The last Patch Tuesday of the year has been a busy one for Microsoft. As many as 71 vulnerabilities are being closed, including one in Windows that is being actively exploited.
The first Tuesday of the month is traditionally Patch Tuesday at Microsoft. The software giant’s developers are in for a full blast in the latest edition of 2024. In one fell swoop, Microsoft is hitting 21 CVE flies, spread across Windows, Office and Azure.
Sixteen vulnerabilities are labeled “critical,” while all but a few are labeled “high risk. The full list can be found here .
Windows under fire
Of the 71 vulnerabilities, the vast majority, 59 to be exact, were spread in Windows 11, Windows 10 and supported versions of Windows Server. Vulnerability CVE-2024-49138 is getting extra attention. It may not have been labeled critical, but it is the only vulnerability that Microsoft says is being actively exploited.

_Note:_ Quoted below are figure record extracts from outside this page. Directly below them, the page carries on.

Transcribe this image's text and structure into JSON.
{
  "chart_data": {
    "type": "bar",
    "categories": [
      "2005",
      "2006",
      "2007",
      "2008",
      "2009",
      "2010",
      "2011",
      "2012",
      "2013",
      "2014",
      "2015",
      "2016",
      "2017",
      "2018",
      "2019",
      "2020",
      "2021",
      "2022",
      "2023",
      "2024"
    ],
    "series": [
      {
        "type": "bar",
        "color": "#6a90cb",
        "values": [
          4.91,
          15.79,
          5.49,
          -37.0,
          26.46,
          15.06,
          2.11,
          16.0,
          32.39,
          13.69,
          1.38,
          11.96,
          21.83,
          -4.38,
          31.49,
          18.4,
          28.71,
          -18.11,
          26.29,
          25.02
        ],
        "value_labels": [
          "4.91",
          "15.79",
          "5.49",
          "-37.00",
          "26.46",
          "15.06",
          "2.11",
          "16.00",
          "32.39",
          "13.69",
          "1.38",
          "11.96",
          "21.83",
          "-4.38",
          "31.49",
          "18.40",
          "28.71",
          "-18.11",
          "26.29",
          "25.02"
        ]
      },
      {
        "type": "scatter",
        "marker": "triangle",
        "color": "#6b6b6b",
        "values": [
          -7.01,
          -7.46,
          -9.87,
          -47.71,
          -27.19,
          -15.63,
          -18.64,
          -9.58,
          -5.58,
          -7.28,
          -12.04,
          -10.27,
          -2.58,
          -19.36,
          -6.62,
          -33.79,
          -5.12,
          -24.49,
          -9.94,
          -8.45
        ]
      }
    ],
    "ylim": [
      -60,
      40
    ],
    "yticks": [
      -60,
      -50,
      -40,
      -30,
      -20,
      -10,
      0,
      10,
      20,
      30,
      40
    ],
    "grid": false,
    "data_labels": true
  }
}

The vulnerability results from a buffer overflow in the shared protocol file system driver and could allow an attacker to gain system authorization. Combined with one of the many remote code execution(RCE) vulnerabilities, the attacker could cause major damage. It is recommended that you roll out the Windows security update as soon as it is available for your device.

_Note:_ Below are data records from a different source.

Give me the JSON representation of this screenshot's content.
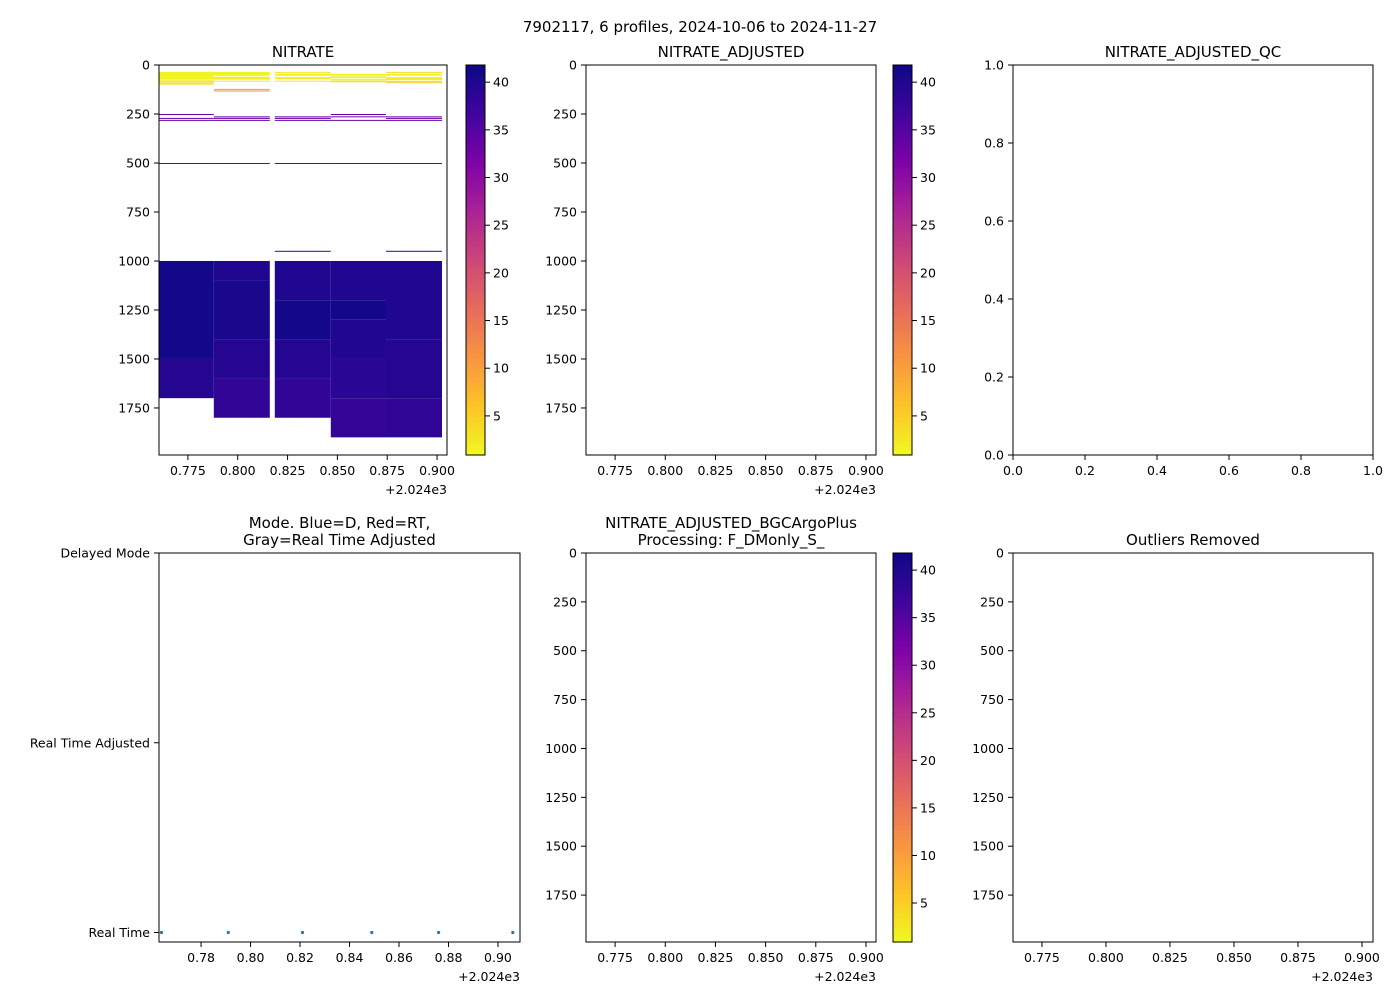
{
  "suptitle": "7902117, 6 profiles, 2024-10-06 to 2024-11-27",
  "colormap": "plasma_r",
  "point_color": "#1f77b4",
  "chart_data": [
    {
      "type": "heatmap",
      "title": [
        "NITRATE"
      ],
      "xlim": [
        0.7605,
        0.905
      ],
      "ylim": [
        1990,
        0
      ],
      "xticks": [
        0.775,
        0.8,
        0.825,
        0.85,
        0.875,
        0.9
      ],
      "xtick_labels": [
        "0.775",
        "0.800",
        "0.825",
        "0.850",
        "0.875",
        "0.900"
      ],
      "x_offset_label": "+2.024e3",
      "yticks": [
        0,
        250,
        500,
        750,
        1000,
        1250,
        1500,
        1750
      ],
      "ytick_labels": [
        "0",
        "250",
        "500",
        "750",
        "1000",
        "1250",
        "1500",
        "1750"
      ],
      "colorbar": {
        "range": [
          0.9,
          41.8
        ],
        "ticks": [
          5,
          10,
          15,
          20,
          25,
          30,
          35,
          40
        ],
        "tick_labels": [
          "5",
          "10",
          "15",
          "20",
          "25",
          "30",
          "35",
          "40"
        ]
      },
      "columns": [
        {
          "x": [
            0.7605,
            0.788
          ],
          "cells": [
            [
              35,
              75,
              1.5
            ],
            [
              78,
              88,
              2.5
            ],
            [
              90,
              100,
              3
            ],
            [
              250,
              254,
              33
            ],
            [
              270,
              274,
              33
            ],
            [
              280,
              284,
              33
            ],
            [
              500,
              504,
              35
            ],
            [
              1000,
              1500,
              41.3
            ],
            [
              1500,
              1700,
              39.5
            ]
          ]
        },
        {
          "x": [
            0.788,
            0.8161
          ],
          "cells": [
            [
              35,
              55,
              1.5
            ],
            [
              60,
              75,
              2
            ],
            [
              80,
              85,
              3
            ],
            [
              122,
              126,
              10
            ],
            [
              130,
              134,
              12
            ],
            [
              262,
              266,
              33
            ],
            [
              270,
              274,
              33
            ],
            [
              280,
              284,
              33
            ],
            [
              500,
              504,
              35
            ],
            [
              1000,
              1100,
              40
            ],
            [
              1100,
              1400,
              40.6
            ],
            [
              1400,
              1600,
              39.5
            ],
            [
              1600,
              1800,
              38.3
            ]
          ]
        },
        {
          "x": [
            0.8186,
            0.8467
          ],
          "cells": [
            [
              35,
              38,
              3
            ],
            [
              45,
              55,
              1.5
            ],
            [
              62,
              72,
              2
            ],
            [
              80,
              84,
              3
            ],
            [
              262,
              266,
              33
            ],
            [
              270,
              274,
              33
            ],
            [
              280,
              284,
              33
            ],
            [
              500,
              504,
              35
            ],
            [
              948,
              952,
              38
            ],
            [
              1000,
              1200,
              40
            ],
            [
              1200,
              1400,
              41
            ],
            [
              1400,
              1600,
              39.5
            ],
            [
              1600,
              1800,
              38.3
            ]
          ]
        },
        {
          "x": [
            0.8467,
            0.8744
          ],
          "cells": [
            [
              45,
              55,
              1.5
            ],
            [
              58,
              68,
              2
            ],
            [
              72,
              78,
              2
            ],
            [
              80,
              88,
              3
            ],
            [
              250,
              254,
              33
            ],
            [
              262,
              266,
              33
            ],
            [
              280,
              284,
              33
            ],
            [
              500,
              504,
              35
            ],
            [
              1000,
              1200,
              40
            ],
            [
              1200,
              1300,
              41
            ],
            [
              1300,
              1500,
              40
            ],
            [
              1500,
              1700,
              39
            ],
            [
              1700,
              1900,
              38
            ]
          ]
        },
        {
          "x": [
            0.8744,
            0.9025
          ],
          "cells": [
            [
              35,
              38,
              4
            ],
            [
              45,
              55,
              1.5
            ],
            [
              62,
              78,
              2
            ],
            [
              82,
              85,
              4
            ],
            [
              88,
              92,
              5
            ],
            [
              262,
              266,
              33
            ],
            [
              270,
              274,
              33
            ],
            [
              280,
              284,
              33
            ],
            [
              500,
              504,
              35
            ],
            [
              948,
              952,
              38
            ],
            [
              1000,
              1400,
              40
            ],
            [
              1400,
              1700,
              39.5
            ],
            [
              1700,
              1900,
              38.5
            ]
          ]
        }
      ]
    },
    {
      "type": "heatmap",
      "title": [
        "NITRATE_ADJUSTED"
      ],
      "xlim": [
        0.7605,
        0.905
      ],
      "ylim": [
        1990,
        0
      ],
      "xticks": [
        0.775,
        0.8,
        0.825,
        0.85,
        0.875,
        0.9
      ],
      "xtick_labels": [
        "0.775",
        "0.800",
        "0.825",
        "0.850",
        "0.875",
        "0.900"
      ],
      "x_offset_label": "+2.024e3",
      "yticks": [
        0,
        250,
        500,
        750,
        1000,
        1250,
        1500,
        1750
      ],
      "ytick_labels": [
        "0",
        "250",
        "500",
        "750",
        "1000",
        "1250",
        "1500",
        "1750"
      ],
      "colorbar": {
        "range": [
          0.9,
          41.8
        ],
        "ticks": [
          5,
          10,
          15,
          20,
          25,
          30,
          35,
          40
        ],
        "tick_labels": [
          "5",
          "10",
          "15",
          "20",
          "25",
          "30",
          "35",
          "40"
        ]
      },
      "columns": []
    },
    {
      "type": "heatmap",
      "title": [
        "NITRATE_ADJUSTED_QC"
      ],
      "xlim": [
        0,
        1
      ],
      "ylim": [
        0,
        1
      ],
      "xticks": [
        0,
        0.2,
        0.4,
        0.6,
        0.8,
        1.0
      ],
      "xtick_labels": [
        "0.0",
        "0.2",
        "0.4",
        "0.6",
        "0.8",
        "1.0"
      ],
      "yticks": [
        0,
        0.2,
        0.4,
        0.6,
        0.8,
        1.0
      ],
      "ytick_labels": [
        "0.0",
        "0.2",
        "0.4",
        "0.6",
        "0.8",
        "1.0"
      ],
      "columns": []
    },
    {
      "type": "scatter",
      "title": [
        "Mode. Blue=D, Red=RT,",
        "Gray=Real Time Adjusted"
      ],
      "xlim": [
        0.763,
        0.9089
      ],
      "ylim": [
        -0.05,
        2.0
      ],
      "xticks": [
        0.78,
        0.8,
        0.82,
        0.84,
        0.86,
        0.88,
        0.9
      ],
      "xtick_labels": [
        "0.78",
        "0.80",
        "0.82",
        "0.84",
        "0.86",
        "0.88",
        "0.90"
      ],
      "x_offset_label": "+2.024e3",
      "yticks": [
        2,
        1,
        0
      ],
      "ytick_labels": [
        "Delayed Mode",
        "Real Time Adjusted",
        "Real Time"
      ],
      "points": {
        "x": [
          0.764,
          0.791,
          0.821,
          0.849,
          0.876,
          0.906
        ],
        "y": [
          0,
          0,
          0,
          0,
          0,
          0
        ]
      }
    },
    {
      "type": "heatmap",
      "title": [
        "NITRATE_ADJUSTED_BGCArgoPlus",
        "Processing: F_DMonly_S_"
      ],
      "xlim": [
        0.7605,
        0.905
      ],
      "ylim": [
        1990,
        0
      ],
      "xticks": [
        0.775,
        0.8,
        0.825,
        0.85,
        0.875,
        0.9
      ],
      "xtick_labels": [
        "0.775",
        "0.800",
        "0.825",
        "0.850",
        "0.875",
        "0.900"
      ],
      "x_offset_label": "+2.024e3",
      "yticks": [
        0,
        250,
        500,
        750,
        1000,
        1250,
        1500,
        1750
      ],
      "ytick_labels": [
        "0",
        "250",
        "500",
        "750",
        "1000",
        "1250",
        "1500",
        "1750"
      ],
      "colorbar": {
        "range": [
          0.9,
          41.8
        ],
        "ticks": [
          5,
          10,
          15,
          20,
          25,
          30,
          35,
          40
        ],
        "tick_labels": [
          "5",
          "10",
          "15",
          "20",
          "25",
          "30",
          "35",
          "40"
        ]
      },
      "columns": []
    },
    {
      "type": "heatmap",
      "title": [
        "Outliers Removed"
      ],
      "xlim": [
        0.7637,
        0.9043
      ],
      "ylim": [
        1990,
        0
      ],
      "xticks": [
        0.775,
        0.8,
        0.825,
        0.85,
        0.875,
        0.9
      ],
      "xtick_labels": [
        "0.775",
        "0.800",
        "0.825",
        "0.850",
        "0.875",
        "0.900"
      ],
      "x_offset_label": "+2.024e3",
      "yticks": [
        0,
        250,
        500,
        750,
        1000,
        1250,
        1500,
        1750
      ],
      "ytick_labels": [
        "0",
        "250",
        "500",
        "750",
        "1000",
        "1250",
        "1500",
        "1750"
      ],
      "columns": []
    }
  ]
}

Eight vulnerabilities have been closed for Office applications, including three potentially critical RCE vulnerabilities in Excel, Access and Outlook. The Outlook vulnerability would exploit a preview for file attachments. Microsoft stresses that attackers cannot access user data through this vulnerability, but can make sure you can’t access it yourself.
No record year
After this latest Patch Tuesday, the total number of patched vulnerabilities in Microsoft applications comes to 1,020. That’s just short of a record for Microsoft. In the year 2020, Microsoft had to patch 1,250 times. 2024 will go down in the history books, though, as a year that brought a lot of update misery for Microsoft, with the Windows 11 24H2 update as an embarrassing chronicle.